Я остолбенела, а Федор поблагодарил соседку и, как только та захлопнула дверь, развернулся ко мне:
— Прошу вас, мисс.
В квартире царил полный порядок. То есть, разумеется, это был порядок в моем понимании, и женщина других взглядов бесспорно решила бы, что квартира нуждается в генеральной уборке. Порядок царил в том смысле, что все вещи при беглом осмотре лежали на своих местах и следов пребывания здесь чужого человека не наблюдалось. Я заглянула в шкафы, на кухню и даже под кровать. Похоже, моя захватчица съехала. Могло даже показаться, что ее и не было никогда. Я с опаской посмотрела на Федора, беспокоясь, как бы ему опять не показалось, что историю со Светланой я выдумала. Он в это время заканчивал изучение моей книжной полки, после чего обернулся ко мне и изрек:
— Я понял, Серафима, отчего все твои беды. У тебя нет ни одной книги по гражданскому праву! Ни одной по экономике! Сплошная фантастика и любовь. Немудрено на подобном чтиве докатиться до такой жизни. Но мне твоя квартира нравится, и я думаю, что ты как гостеприимная хозяйка накормишь меня пиццей.

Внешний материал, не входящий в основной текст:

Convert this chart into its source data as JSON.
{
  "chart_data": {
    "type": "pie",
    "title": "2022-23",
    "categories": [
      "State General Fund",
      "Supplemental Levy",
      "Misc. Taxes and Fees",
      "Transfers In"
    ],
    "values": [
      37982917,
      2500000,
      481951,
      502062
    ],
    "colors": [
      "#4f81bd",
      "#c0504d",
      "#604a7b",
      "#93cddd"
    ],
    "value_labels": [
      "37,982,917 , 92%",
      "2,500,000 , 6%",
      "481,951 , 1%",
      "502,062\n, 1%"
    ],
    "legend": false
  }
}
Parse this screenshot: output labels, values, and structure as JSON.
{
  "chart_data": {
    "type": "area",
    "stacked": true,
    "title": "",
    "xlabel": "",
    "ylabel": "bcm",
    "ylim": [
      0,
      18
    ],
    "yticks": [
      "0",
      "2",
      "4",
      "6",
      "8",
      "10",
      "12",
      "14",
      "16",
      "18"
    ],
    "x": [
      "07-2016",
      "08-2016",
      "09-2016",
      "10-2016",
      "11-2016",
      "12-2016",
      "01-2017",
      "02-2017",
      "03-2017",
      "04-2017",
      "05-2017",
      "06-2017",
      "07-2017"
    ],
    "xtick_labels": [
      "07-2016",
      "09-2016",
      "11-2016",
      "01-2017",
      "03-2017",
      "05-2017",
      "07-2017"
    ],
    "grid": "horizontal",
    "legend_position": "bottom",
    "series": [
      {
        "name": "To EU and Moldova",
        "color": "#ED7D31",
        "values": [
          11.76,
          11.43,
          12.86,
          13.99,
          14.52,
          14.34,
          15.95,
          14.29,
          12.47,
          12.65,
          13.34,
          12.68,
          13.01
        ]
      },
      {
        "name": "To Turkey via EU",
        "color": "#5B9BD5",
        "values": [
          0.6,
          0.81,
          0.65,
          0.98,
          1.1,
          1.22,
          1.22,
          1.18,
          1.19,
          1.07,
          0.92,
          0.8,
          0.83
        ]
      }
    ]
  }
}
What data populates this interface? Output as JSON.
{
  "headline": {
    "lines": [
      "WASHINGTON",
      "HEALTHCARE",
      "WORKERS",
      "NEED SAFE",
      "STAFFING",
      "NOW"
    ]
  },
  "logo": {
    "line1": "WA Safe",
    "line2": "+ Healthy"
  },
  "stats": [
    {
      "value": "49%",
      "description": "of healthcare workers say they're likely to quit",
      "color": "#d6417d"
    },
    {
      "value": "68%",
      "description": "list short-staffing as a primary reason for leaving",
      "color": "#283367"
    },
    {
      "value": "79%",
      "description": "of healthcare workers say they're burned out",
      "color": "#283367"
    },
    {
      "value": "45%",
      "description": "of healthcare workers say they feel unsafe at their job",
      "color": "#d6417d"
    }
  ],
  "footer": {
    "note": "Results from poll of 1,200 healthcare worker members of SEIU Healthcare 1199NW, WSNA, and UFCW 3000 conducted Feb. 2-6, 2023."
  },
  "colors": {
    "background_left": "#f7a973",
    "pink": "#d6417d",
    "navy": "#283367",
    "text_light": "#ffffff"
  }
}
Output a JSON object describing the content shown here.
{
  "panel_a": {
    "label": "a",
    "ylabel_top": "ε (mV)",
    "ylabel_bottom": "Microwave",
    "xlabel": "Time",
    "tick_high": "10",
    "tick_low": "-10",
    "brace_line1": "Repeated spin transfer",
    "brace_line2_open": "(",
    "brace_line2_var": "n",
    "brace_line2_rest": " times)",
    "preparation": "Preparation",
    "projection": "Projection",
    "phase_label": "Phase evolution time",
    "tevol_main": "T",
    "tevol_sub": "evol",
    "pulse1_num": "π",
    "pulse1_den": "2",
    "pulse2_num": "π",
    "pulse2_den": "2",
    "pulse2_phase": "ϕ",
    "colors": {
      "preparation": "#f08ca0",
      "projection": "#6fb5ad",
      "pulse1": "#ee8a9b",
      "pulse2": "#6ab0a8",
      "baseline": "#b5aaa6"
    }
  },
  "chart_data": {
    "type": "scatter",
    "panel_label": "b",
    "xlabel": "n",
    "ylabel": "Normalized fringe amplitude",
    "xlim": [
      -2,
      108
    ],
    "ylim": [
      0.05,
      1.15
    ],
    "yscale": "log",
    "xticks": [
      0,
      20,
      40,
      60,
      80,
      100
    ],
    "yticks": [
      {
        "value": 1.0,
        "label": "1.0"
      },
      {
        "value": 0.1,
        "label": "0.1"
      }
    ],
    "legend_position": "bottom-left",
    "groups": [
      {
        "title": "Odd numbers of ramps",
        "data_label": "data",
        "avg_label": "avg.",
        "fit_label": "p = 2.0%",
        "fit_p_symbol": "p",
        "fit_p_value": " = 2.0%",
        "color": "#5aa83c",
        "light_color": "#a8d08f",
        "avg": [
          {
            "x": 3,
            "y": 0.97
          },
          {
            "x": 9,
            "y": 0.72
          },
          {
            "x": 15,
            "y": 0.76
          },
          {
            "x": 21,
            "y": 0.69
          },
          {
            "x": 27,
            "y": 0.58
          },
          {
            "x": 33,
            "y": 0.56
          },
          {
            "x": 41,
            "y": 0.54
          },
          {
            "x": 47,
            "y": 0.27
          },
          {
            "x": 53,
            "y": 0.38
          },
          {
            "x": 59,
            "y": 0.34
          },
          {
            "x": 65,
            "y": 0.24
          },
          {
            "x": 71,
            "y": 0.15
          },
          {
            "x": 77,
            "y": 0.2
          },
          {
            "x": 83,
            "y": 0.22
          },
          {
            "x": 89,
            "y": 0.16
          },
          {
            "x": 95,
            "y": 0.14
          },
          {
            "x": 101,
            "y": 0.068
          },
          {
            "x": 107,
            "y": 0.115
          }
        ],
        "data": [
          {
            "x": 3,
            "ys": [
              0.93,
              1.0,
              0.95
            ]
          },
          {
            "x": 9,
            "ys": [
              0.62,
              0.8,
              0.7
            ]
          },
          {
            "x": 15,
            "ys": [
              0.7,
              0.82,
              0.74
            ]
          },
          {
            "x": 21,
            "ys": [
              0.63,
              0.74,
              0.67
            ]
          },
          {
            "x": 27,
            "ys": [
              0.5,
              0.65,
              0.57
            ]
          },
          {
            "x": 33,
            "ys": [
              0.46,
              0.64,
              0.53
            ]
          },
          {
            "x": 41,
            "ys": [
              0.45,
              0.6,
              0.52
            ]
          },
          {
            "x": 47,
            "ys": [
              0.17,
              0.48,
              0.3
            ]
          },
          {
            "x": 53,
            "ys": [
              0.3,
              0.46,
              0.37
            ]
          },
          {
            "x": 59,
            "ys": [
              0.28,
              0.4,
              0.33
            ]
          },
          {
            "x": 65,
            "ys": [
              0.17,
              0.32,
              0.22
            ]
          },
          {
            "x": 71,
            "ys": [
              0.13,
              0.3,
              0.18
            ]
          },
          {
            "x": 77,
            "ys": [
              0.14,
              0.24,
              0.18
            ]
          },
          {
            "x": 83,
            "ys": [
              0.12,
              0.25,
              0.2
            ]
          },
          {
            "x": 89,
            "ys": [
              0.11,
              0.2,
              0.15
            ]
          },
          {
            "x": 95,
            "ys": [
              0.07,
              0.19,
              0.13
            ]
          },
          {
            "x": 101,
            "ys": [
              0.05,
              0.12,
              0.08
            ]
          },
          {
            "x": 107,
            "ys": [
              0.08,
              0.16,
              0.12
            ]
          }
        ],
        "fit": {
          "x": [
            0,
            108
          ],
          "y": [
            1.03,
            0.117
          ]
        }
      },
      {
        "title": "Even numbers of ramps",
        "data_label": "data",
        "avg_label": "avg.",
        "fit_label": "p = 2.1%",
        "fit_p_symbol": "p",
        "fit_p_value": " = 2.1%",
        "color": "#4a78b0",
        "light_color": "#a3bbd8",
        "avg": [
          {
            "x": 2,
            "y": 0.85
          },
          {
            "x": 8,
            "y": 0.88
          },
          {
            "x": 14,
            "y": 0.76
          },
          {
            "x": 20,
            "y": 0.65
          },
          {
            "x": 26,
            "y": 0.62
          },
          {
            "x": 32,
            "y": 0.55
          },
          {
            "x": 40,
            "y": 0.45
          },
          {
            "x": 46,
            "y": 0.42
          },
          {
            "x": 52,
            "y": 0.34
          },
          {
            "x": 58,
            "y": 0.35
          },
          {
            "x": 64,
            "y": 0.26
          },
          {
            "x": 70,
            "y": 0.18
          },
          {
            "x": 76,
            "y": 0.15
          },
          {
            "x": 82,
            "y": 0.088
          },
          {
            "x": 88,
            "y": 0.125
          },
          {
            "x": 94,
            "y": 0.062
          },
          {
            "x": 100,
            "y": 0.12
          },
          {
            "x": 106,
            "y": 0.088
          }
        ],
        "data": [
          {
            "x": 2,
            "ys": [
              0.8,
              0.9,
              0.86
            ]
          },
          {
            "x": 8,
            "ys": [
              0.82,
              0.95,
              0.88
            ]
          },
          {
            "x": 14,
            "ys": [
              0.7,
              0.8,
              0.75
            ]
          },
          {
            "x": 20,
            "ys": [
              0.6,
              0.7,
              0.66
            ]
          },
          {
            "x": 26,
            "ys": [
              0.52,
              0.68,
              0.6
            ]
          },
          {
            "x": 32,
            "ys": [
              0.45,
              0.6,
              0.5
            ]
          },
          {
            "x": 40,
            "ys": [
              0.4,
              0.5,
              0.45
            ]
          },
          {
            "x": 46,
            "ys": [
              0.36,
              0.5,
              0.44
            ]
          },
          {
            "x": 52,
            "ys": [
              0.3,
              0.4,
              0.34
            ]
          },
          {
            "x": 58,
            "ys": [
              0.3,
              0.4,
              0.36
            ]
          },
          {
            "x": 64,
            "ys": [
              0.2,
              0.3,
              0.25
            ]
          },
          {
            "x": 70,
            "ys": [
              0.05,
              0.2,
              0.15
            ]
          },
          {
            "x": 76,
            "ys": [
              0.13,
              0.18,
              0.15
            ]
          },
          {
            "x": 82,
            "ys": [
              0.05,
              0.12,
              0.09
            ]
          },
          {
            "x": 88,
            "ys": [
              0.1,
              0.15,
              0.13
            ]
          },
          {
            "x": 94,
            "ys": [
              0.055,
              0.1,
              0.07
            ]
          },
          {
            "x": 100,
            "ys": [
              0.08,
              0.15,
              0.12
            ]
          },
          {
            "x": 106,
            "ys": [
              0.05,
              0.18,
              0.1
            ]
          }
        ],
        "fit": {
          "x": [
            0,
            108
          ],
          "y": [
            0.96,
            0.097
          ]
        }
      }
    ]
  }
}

С этими словами он протянул мне полиэтиленовый пакет, в котором оказалась провизия. Я машинально взяла его и пошла на кухню. Отправив сразу четыре пиццы в духовку, я вдруг вспомнила, как Федор звонил моей соседке. Откуда он знал, что ключи у нее? Я никогда соседям ключей не оставляла.
— Послушай! — с этим воплем я прилетела в комнату, где Федор удобно расположился на моей тахте.
— Ага! — обрадовался он. — Просветление началось. Я уж было решил, что ты совсем не способна делать логические выводы.
— Так ты…
— Да, это я. — Его распирало от гордости. — Пока ты выясняла отношения со своим Климом, я в свободную минутку позвонил… Ты следишь за моей мыслью? По-твоему, позвонил?
— Светлане…
— А вот и нет! Я позвонил Валентину Никитичу.
— Зачем?
— Чтобы узнать, где отдыхает твоя однокашница Вера. Она ведь, когда собралась срочно уехать, трясла перед ним путевками, чтобы поверил и отпустил. Директор вспомнил, как называется пансионат в Анапе, куда она укатила: «Мать и дитя».